The alarm gave three quick buzzes to let me know it was now 0540 and I had five minutes before guards came for us. I ran my fingers through my hair but couldn't tell what effect that had on it since I didn't have any mirrors, then I stood by my door and stared blankly at the metal paneling on it till it opened. The three boys from the rooms on my right were already outside, standing in a straight line, looking straight ahead without wavering. They were flanked by eight guards; one in front, three on each side and one behind. There was just enough room between the last boy and guard for me to fall in and I did. Exactly one foot behind the boy and one foot in front of the guard. We picked up the last boy in the same way and marched through the corridors lined with doors I'd never been through for about five minutes until we got to the dining hall, which was a room barely bigger than our rooms with one long table in the middle. There were three chairs on both sides and five plates of food already set. We all sat, myself and two others on one side and two on the other. When we first arrived, there had been a sixth boy, but a few years ago he lied to the guards and told them that the rest of us were planning to escape. We were all sentenced to solitary confinement, only bought out to endure interrogations. The solitary confinement cells were completely dark and the only furnishings were a blanket and a bedpan and the only time we saw light was when a small slot on the bottom of the door opened for them to give me food or take our used plates. I have no way of really knowing, but when a guard came for me on what I guessed to be the third day, I thought the punishment had been cut short and I nearly cried with relief. But that was short lived.

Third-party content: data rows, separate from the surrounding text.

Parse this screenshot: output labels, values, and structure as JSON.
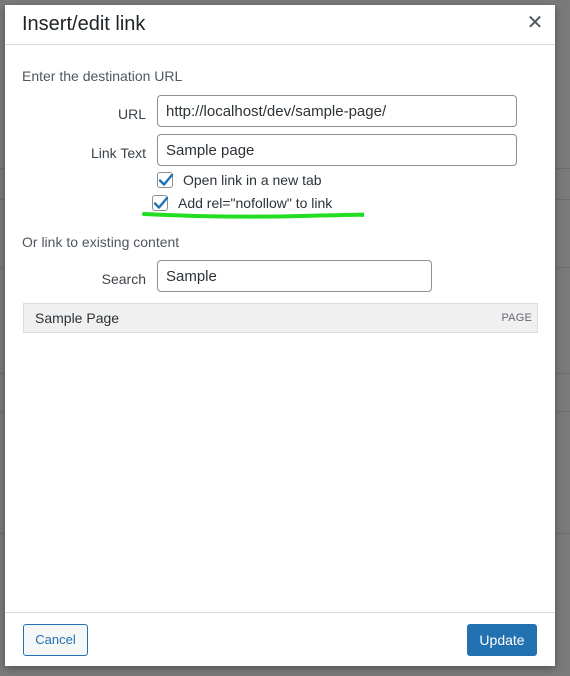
{
  "dialog": {
    "title": "Insert/edit link",
    "close_icon": "close-icon"
  },
  "destination": {
    "section_label": "Enter the destination URL",
    "url_label": "URL",
    "url_value": "http://localhost/dev/sample-page/",
    "link_text_label": "Link Text",
    "link_text_value": "Sample page",
    "open_new_tab_label": "Open link in a new tab",
    "open_new_tab_checked": true,
    "nofollow_label": "Add rel=\"nofollow\" to link",
    "nofollow_checked": true
  },
  "existing": {
    "section_label": "Or link to existing content",
    "search_label": "Search",
    "search_value": "Sample",
    "results": [
      {
        "title": "Sample Page",
        "type": "PAGE"
      }
    ]
  },
  "footer": {
    "cancel_label": "Cancel",
    "update_label": "Update"
  },
  "colors": {
    "accent": "#2271b1",
    "annotation": "#22dd22",
    "checkmark": "#2271b1"
  }
}
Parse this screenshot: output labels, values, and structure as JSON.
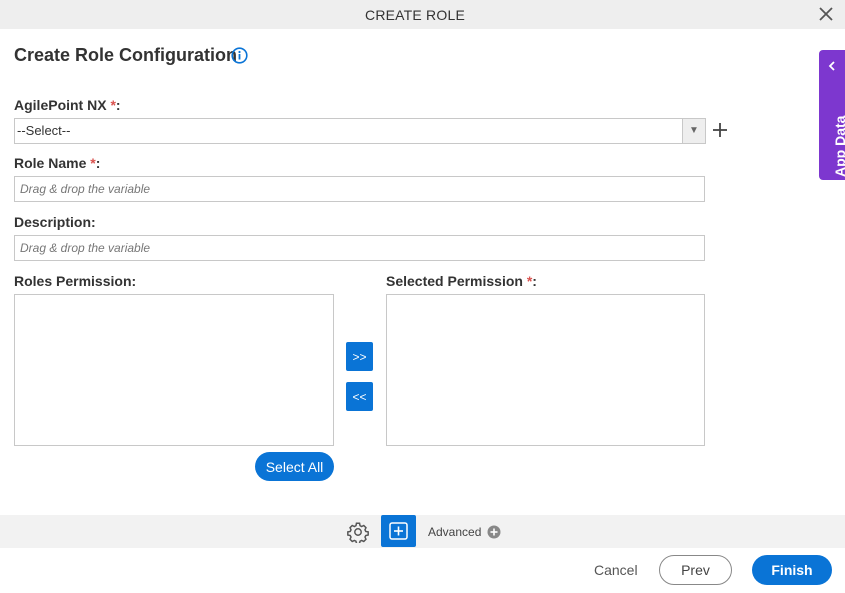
{
  "dialog": {
    "title": "CREATE ROLE",
    "heading": "Create Role Configuration"
  },
  "form": {
    "agilepoint_label": "AgilePoint NX",
    "agilepoint_selected": "--Select--",
    "role_name_label": "Role Name",
    "role_name_placeholder": "Drag & drop the variable",
    "description_label": "Description",
    "description_placeholder": "Drag & drop the variable",
    "roles_permission_label": "Roles Permission:",
    "selected_permission_label": "Selected Permission",
    "required_mark": "*",
    "colon": ":",
    "move_right": ">>",
    "move_left": "<<",
    "select_all": "Select All"
  },
  "side_tab": {
    "label": "App Data"
  },
  "toolbar": {
    "advanced_label": "Advanced"
  },
  "footer": {
    "cancel": "Cancel",
    "prev": "Prev",
    "finish": "Finish"
  },
  "colors": {
    "primary": "#0a74d6",
    "side_tab": "#7d37cf",
    "required": "#d9534f"
  },
  "icons": [
    "close-icon",
    "info-icon",
    "plus-icon",
    "chevron-left-icon",
    "gear-icon",
    "add-step-icon",
    "plus-circle-icon",
    "dropdown-arrow-icon"
  ]
}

The interrogations we endured were more than just physical, they were emotional and psychological torture. They demanded to know who had started talking about escaping and what our plan was, promising to stop the questioning and torture if we would just confess. But of course, it wasn't true and none of us were going to throw anyone else under the bus, so we had to live with it. After what felt like years but was in reality only a month, everything abruptly stopped. During that time, the few nights I wasn't kept in solitary confinement I was shackled by my hands and feet to a bed in the infirmary.

Meanwhile, the sixth boy had used us as a distraction to try to escape himself. He had been the oldest and up until then, we had looked to him for comfort and guidance. In our world of rules and guards and being treated like anything other than human, we only had each other, and he had been one of our only sources of comfort. And then he betrayed us.